Taney kissed them all, covered them with blankets, and left. Li heard the leaving door make a noise behind her.
A voice in Katherine’s head said, Even the most passionate minds are capable of trivial thoughts during t
ragedy.
Standing there in the dark, it took her a long moment to identify the speaker: Some professor back in college, droning on about some Shakespearian play. Why had that random memory come to her now? She even recalled the next thing he said: that only third-rate dramatists put children in peril to create emotion, which was one reason Shakespeare was infinitely superior to Thomas Hardy.
That professor had been an ass. Children were always the first ones put in peril by upheavals in the world. But not like this . . . not like this.
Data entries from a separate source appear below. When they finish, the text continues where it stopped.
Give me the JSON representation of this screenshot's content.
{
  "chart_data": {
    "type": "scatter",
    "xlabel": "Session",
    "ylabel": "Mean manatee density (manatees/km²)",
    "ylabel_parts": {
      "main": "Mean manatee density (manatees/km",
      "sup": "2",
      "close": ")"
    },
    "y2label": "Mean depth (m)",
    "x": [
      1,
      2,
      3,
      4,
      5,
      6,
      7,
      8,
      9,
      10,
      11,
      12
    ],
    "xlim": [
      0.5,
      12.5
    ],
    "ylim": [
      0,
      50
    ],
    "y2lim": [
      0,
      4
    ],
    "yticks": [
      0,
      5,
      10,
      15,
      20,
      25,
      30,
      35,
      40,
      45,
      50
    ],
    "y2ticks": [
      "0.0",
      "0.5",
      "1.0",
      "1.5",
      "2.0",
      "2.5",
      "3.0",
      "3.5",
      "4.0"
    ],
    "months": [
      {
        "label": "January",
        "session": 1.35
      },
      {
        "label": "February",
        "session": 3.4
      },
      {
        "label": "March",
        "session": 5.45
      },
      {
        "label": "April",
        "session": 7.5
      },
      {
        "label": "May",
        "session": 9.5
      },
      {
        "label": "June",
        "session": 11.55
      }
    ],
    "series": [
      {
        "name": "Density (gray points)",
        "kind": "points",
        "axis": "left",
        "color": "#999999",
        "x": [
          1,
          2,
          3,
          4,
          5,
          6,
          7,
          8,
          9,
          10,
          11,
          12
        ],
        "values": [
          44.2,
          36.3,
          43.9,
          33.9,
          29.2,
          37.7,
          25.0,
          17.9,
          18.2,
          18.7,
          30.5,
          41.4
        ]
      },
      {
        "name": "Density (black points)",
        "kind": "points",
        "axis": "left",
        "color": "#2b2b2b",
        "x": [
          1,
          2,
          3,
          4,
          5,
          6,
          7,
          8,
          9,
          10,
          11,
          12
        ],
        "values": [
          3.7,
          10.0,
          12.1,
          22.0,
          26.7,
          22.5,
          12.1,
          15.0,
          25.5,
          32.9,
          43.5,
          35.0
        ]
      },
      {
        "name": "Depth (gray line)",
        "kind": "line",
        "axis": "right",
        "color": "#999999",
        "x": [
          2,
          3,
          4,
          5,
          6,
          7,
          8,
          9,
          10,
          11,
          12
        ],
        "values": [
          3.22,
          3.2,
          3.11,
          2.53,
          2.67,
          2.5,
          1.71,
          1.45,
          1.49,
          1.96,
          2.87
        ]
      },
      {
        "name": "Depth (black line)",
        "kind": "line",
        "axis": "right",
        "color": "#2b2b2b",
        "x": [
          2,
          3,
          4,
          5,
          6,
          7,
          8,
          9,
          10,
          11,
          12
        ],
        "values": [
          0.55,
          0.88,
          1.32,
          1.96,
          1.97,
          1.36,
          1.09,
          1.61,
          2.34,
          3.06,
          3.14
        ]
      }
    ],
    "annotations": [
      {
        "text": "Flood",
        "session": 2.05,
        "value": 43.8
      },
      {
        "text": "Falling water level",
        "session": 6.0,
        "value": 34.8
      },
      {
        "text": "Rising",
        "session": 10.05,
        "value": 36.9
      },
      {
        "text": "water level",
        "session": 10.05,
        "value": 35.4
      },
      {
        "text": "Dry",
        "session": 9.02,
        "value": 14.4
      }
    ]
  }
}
She unscrewed the gas cap of the DDR mobile and drew the lighter from her pocket. Used for starting campfires at the center of the kindling, it could flick out a long projection that generated a shower of sparks. The village’s distributor caps were inside the mobile. Baker’s body lay beside it. Everybody else, marooned here, would be dead by morning, except those with no European ancestry in their genes. And although she’d spent the ten years in Las Verdes mostly keeping to herself, Katherine was pretty sure no such Indians existed in the small village. If they did, they might conceivably be turned into carriers, like Li and Jana and Kim and Sudie, but Katherine didn’t think so. The children had been designed to be carriers. Their genomes showed many little-understood variations. The enemy, free from laws against genetic experimentation, had done so with vengeance.
When all hosts died, so did their viruses.
She clicked the lighter and the projection snaked out, already glowing. Her hand moved toward the fuel tank, then drew back.
I can’t.
But what were the alternatives? Let the children, locked inside, die of starvation. Or, either if they were picked up by other people or if Li somehow learned to drive the mobile as he had Jack’s car, to let them infect more people, who would infect still others, until the airborne virus with a 100 percent kill rate had, at a minimum, wiped out two continents. Who in hell could decide among those three choices?